Rob started treatment on Wednesday, August 14.  I had to be out of town (Ottawa - which is 3.5 hours from us and 2.5 hours from Kingston where the treatments take place) on Wednesday and Thursday so the Cancer Society provided a ride those days. Wednesday was radiation only and it went well. Rob really likes one of the associate doctors. He then started chemo on Thursday. My meeting ended early so I was able to drive to Kingston and pick him up on the way home. He was in great spirits although very nervous about all the warnings they gave him on staying away from animals (we live on a farm and also have 3 dogs and 4 cats in the house) and taking his temperature three times a day, etc. Friday I was able to drop him off at the hospital and work from my Kingston office until he was done around 2:00.  He had a second round of chemo and the third day of radiation. Again - he seemed to feel great and we went out to eat and did some shopping in Kingston before heading home. Yesterday - he felt a little "out of sorts" but not really sick.  He went to bed in the late afternoon and slept for about 3 hours. His temperature has stayed normal but his blood sugar has been quite high (they warned him about that) so he is making sure to take his Glyburide twice a day. 

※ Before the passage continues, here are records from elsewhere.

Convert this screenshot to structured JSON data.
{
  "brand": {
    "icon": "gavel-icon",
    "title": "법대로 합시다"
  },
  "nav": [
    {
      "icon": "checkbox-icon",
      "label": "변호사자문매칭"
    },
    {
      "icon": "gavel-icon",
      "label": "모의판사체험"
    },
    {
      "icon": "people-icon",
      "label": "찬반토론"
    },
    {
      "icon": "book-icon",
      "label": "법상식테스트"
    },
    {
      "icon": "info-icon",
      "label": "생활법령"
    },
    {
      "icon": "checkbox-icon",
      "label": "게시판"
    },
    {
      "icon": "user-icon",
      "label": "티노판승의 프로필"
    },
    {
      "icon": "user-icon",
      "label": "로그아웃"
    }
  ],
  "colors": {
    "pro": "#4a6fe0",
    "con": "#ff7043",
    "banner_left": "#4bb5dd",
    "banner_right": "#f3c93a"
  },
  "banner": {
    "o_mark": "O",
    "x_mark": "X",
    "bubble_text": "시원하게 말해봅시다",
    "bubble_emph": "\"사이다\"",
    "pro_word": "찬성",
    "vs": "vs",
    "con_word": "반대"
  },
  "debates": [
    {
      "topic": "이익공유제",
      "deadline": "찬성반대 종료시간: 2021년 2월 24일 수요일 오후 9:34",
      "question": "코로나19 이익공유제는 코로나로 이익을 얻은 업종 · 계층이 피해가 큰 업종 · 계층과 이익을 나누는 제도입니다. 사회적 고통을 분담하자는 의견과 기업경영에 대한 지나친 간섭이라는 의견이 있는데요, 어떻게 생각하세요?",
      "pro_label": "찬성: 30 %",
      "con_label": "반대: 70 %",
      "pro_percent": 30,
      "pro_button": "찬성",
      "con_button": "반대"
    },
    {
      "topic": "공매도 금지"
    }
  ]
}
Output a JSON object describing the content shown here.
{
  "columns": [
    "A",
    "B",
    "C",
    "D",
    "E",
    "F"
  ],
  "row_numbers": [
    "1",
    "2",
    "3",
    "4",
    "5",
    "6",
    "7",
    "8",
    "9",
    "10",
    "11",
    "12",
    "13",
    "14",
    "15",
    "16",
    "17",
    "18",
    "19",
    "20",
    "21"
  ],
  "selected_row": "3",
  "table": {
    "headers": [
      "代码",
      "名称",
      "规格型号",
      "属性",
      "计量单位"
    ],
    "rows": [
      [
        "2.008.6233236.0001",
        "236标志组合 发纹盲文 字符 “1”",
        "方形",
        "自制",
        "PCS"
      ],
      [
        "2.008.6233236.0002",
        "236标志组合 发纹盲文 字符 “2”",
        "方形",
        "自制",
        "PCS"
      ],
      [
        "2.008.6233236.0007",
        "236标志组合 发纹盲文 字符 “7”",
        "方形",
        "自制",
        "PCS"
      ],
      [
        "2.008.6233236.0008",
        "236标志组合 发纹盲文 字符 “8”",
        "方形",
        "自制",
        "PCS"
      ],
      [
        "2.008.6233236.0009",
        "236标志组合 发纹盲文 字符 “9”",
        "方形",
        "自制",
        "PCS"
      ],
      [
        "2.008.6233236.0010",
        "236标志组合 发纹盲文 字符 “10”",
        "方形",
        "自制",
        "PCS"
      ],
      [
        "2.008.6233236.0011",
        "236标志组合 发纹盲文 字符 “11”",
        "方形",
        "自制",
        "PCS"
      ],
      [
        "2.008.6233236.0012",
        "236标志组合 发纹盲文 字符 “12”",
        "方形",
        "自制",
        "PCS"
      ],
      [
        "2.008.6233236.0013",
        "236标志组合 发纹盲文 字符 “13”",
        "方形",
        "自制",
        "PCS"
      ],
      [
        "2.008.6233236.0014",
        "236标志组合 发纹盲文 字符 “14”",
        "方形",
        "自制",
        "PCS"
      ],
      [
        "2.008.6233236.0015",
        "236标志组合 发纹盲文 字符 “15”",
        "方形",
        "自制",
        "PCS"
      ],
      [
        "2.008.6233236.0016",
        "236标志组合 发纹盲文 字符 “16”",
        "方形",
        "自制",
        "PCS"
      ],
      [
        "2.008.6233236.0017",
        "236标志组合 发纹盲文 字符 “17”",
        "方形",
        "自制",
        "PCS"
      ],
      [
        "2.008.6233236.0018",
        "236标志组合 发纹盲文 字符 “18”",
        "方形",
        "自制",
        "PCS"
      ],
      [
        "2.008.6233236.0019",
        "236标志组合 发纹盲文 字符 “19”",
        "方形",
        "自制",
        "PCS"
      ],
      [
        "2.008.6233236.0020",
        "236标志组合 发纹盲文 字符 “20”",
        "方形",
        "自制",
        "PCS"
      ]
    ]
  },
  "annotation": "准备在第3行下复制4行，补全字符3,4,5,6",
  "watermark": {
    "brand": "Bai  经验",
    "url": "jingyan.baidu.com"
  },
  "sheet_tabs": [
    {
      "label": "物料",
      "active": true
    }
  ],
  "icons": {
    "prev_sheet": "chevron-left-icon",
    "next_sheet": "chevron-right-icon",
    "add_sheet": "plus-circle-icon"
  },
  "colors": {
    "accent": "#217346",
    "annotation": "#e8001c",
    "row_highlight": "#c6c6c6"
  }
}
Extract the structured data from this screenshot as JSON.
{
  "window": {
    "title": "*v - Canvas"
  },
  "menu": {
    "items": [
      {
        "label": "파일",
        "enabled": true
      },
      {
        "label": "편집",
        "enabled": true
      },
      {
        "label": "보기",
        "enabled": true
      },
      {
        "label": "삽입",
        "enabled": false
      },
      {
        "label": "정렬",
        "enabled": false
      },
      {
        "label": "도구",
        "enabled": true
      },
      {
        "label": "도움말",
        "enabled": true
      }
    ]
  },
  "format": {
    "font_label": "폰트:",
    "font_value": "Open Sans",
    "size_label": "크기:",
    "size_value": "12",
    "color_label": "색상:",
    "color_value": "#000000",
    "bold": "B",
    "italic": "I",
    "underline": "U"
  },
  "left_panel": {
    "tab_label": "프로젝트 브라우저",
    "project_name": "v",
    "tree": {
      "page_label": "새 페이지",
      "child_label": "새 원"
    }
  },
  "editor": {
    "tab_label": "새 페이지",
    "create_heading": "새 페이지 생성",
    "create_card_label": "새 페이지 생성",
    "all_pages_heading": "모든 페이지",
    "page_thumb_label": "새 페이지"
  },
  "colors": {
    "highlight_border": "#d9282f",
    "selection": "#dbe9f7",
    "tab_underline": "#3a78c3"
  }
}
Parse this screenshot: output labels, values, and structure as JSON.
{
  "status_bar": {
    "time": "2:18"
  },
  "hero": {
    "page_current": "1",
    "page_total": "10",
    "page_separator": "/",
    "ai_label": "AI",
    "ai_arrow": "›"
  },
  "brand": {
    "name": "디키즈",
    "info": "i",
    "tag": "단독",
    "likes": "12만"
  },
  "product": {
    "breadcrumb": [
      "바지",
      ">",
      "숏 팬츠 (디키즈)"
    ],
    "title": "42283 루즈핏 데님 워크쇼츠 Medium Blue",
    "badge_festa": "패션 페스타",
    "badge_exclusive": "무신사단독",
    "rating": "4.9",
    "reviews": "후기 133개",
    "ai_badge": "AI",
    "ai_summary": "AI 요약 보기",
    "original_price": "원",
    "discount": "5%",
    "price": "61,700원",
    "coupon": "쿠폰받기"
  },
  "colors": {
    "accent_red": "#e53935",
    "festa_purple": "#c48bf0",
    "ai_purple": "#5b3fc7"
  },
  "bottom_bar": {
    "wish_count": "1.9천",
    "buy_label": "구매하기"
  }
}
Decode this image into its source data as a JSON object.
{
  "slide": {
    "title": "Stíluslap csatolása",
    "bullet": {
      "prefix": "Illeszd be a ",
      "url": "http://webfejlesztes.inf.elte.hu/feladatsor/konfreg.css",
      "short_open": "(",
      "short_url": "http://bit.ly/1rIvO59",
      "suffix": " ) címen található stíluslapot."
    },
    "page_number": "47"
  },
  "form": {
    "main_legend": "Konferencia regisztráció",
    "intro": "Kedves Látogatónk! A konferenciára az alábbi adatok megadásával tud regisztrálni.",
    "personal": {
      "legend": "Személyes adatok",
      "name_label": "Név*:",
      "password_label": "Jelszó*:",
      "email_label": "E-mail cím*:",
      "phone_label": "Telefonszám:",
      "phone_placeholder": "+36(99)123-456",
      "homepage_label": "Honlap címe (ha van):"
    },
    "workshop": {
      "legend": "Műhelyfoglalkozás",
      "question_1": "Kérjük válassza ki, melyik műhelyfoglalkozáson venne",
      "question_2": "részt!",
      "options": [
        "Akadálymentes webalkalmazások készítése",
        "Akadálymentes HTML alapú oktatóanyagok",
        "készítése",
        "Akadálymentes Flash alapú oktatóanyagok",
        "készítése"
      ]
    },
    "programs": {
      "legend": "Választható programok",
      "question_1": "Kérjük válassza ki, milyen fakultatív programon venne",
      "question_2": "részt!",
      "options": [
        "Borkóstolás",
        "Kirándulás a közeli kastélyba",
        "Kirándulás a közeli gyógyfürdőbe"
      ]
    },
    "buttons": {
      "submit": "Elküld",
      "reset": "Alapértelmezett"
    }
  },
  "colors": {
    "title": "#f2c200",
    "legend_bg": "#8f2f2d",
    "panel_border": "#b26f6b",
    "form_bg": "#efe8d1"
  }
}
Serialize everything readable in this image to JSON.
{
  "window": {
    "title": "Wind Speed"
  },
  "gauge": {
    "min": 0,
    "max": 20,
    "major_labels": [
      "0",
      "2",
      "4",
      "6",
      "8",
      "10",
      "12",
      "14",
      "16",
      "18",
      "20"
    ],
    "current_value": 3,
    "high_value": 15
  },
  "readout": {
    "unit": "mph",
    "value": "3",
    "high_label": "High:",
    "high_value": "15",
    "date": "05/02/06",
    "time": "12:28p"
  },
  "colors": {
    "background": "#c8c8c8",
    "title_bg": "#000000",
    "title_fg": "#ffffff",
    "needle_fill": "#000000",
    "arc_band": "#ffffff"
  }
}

Next week he has radiation every day and will meet with the chemo doctor on Wednesday to see if he is able to have chemo on Thursday. I guess so far everything is going quite smoothly. Hopefully - it stays relatively the same. He is following the doctors' instructions to a T which I believe is helping tremendously.  He is also keeping a very positive attitude ... especially when he read that most chemo drugs are plant-based now (including at least one of the two he is taking). Still poison - but at least he seems to feel better that it is from a natural source. Whatever makes him feel more at ease is important. 
I will keep you posted as we move through this new phase.